Generative AI (Gen AI)/Current Paradigm:
“GenAI is mostly passive. It takes a prompt and produces an answer.” (Sean Kim, 01:00)
Agentic AI/New Paradigm:
“Now imagine a system that does not just respond, but acts. It remembers what you asked last week, understands your preferences, works across digital tools, plans a workflow, and adapts as circumstances change. That is a shift from gen AI to agentic AI, from AI that helps with thinking to AI that helps with doing.” (Sean Kim, 00:33)
GenAI’s reliance on GPUs:
“GPUs or graphics processing units process many calculations in parallel, making them central to modern AI models.” (Sean Kim, 01:28)
Agentic AI’s increased dependence on CPUs:
“In agentic AI, CPU becomes more important… CPUs or central processing units coordinate tasks and connect systems to the broader digital infrastructure.” (Sean Kim, 01:37)
Memory as a Strategic Asset:
“Memory may be the most important layer... Memory is also continuity. When an AI system can use past experiences, memory becomes a long-term state, shared knowledge, and behavioral grounding.” (Sean Kim, 02:02, 02:32)
Challenges with LLMs:
“Once a conversation exceeds that window, all the contents falls off. For simple questions that may be fine, but for a coding agent working across a large code base over days or weeks, it is a major limitation.” (Sean Kim, 02:36)
Active, Persistent Memory:
“Serious work requires persistent memory, short-term orientation and active retrieval, remembering prior decisions, understanding changed files and finding relevant codes without the user pointing to every dependency.” (Sean Kim, 02:50)
Changing Bottlenecks:
Financial Projections & Opportunities:
“We estimate as much as 60% or $60 billion of incremental CPU total addressable market by 2030 within a total CPU market of more than $100 billion.” (Sean Kim, 03:20)

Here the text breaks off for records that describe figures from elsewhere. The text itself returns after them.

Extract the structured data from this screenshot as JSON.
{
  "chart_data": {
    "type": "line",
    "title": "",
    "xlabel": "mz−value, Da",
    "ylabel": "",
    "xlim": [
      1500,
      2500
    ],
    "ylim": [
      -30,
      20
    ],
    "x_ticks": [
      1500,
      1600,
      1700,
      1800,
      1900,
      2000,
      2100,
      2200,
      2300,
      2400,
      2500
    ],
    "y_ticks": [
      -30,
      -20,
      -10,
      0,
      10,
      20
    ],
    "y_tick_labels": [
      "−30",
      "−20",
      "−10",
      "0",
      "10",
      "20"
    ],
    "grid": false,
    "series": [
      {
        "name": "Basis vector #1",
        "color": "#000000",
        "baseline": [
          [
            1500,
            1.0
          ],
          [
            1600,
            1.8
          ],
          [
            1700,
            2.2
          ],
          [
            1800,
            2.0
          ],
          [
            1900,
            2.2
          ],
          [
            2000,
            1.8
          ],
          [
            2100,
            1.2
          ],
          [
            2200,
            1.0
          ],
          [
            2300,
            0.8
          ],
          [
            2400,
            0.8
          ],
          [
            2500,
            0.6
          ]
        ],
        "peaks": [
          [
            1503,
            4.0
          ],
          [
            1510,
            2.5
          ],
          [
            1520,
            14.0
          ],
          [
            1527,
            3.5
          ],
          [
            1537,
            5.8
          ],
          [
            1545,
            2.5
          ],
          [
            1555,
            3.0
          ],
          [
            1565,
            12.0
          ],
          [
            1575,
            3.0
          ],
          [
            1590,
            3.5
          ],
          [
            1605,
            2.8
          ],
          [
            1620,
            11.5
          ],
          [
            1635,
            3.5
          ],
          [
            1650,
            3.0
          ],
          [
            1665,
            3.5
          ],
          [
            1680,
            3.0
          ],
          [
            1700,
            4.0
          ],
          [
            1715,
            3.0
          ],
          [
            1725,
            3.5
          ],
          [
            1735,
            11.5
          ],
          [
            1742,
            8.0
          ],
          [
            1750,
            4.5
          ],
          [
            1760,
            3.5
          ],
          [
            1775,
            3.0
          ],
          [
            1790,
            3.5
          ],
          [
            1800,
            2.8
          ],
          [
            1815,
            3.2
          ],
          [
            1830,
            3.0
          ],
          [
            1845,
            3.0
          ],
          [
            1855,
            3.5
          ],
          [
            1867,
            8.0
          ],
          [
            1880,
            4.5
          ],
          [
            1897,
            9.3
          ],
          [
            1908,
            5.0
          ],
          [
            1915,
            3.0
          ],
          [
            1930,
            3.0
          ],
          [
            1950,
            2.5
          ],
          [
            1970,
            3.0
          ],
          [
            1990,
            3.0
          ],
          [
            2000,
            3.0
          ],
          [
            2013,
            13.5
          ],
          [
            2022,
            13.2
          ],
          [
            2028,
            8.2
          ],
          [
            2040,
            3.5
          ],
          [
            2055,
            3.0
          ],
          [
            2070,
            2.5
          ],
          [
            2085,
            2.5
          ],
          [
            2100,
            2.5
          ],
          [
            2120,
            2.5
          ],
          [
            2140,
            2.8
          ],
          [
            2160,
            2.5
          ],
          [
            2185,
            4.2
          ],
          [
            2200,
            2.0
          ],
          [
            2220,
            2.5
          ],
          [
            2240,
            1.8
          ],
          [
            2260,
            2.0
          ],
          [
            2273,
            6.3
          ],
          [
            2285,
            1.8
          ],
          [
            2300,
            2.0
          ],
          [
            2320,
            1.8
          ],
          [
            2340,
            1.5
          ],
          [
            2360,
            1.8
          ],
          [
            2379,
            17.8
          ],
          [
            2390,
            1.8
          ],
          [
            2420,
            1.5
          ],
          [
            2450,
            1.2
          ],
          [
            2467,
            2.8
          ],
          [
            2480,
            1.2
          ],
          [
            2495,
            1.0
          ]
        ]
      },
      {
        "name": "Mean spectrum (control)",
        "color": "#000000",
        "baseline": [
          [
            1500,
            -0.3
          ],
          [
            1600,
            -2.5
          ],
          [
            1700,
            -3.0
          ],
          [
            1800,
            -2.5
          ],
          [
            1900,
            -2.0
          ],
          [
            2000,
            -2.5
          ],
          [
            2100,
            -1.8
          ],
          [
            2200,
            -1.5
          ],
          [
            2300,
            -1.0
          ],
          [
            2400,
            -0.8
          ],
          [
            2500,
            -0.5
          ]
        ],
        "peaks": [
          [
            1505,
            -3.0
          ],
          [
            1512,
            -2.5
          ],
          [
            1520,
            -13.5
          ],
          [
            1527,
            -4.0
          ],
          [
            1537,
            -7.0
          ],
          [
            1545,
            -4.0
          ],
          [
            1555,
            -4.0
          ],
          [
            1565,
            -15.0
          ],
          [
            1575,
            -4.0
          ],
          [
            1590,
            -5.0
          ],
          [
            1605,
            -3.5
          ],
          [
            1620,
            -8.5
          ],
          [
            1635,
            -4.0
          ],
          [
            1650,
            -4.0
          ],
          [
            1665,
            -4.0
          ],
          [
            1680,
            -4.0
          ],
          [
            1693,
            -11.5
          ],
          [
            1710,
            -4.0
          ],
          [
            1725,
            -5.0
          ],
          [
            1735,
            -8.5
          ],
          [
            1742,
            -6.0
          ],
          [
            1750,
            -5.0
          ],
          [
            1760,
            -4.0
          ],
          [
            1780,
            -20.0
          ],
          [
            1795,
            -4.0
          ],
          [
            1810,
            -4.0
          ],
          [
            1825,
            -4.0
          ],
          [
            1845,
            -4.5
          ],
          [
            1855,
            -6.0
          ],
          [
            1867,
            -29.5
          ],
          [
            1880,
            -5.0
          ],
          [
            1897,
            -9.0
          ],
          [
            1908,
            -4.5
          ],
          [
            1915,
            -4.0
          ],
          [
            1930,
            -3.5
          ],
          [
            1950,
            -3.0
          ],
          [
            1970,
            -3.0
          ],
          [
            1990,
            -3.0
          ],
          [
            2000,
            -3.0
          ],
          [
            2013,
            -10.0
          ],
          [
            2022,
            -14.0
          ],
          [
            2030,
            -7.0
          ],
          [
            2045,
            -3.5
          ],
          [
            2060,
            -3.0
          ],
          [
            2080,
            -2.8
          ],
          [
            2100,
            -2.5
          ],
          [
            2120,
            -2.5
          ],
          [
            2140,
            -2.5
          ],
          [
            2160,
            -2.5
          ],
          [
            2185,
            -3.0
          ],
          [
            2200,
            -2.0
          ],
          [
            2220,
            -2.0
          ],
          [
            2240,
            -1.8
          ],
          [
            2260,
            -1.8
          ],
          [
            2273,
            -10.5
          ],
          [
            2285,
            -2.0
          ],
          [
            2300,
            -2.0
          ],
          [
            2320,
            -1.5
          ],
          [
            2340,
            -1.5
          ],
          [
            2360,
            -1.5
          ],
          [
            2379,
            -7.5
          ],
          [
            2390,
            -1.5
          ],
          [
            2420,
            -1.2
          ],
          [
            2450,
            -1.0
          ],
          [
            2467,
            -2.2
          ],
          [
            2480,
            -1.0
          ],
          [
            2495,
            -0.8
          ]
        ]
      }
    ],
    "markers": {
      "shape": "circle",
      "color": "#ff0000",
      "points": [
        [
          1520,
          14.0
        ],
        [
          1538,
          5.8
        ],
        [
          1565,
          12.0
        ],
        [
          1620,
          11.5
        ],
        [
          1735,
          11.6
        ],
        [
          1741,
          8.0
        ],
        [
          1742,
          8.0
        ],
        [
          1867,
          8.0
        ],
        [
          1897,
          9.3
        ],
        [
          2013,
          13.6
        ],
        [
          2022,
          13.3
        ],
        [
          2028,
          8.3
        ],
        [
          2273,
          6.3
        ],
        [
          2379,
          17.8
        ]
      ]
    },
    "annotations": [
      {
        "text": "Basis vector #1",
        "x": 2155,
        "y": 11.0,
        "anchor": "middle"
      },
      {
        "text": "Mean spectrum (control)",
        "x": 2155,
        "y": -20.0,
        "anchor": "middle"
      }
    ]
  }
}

“We also estimate up to 70% of incremental DRAM bit shipment tied to this theme.” (Sean Kim, 03:32)
“These areas benefit from content growth, pricing, power and capacity constraints into 2027 as AI moves from answering questions to taking actions.” (Sean Kim, 03:38)
Investor Takeaway:
“Investors should watch the infrastructure behind the shift, because in the agentic era, the next big AI leap is maybe less about the prompt, but more about the processor.” (Sean Kim, 03:54)
On Agentic AI’s Potential:
“That creates a context flywheel. The more context it collects, the more personalized it becomes and the harder it is to leave.” (02:13)
On Memory’s Evolving Role:
“In computing we think of memory as storage... Memory is also continuity... shared knowledge and behavioral grounding.” (02:19–02:32)
On Market Impact:
“As AI moves from answering questions to taking actions... the next big AI leap is maybe less about the prompt, but more about the processor.” (03:38–03:54)
Sean Kim details how AI’s evolution from reactive assistants to active agents changes both technological requirements and market opportunities. As agentic AI systems rise, CPUs and memory—especially persistent, retrievable memory—become critical. This transition is set to generate major growth in those sectors, presenting attractive prospects for investors in the AI supply chain. Ultimately, in Kim’s analysis, “the next big AI leap is maybe less about the prompt, but more about the processor.”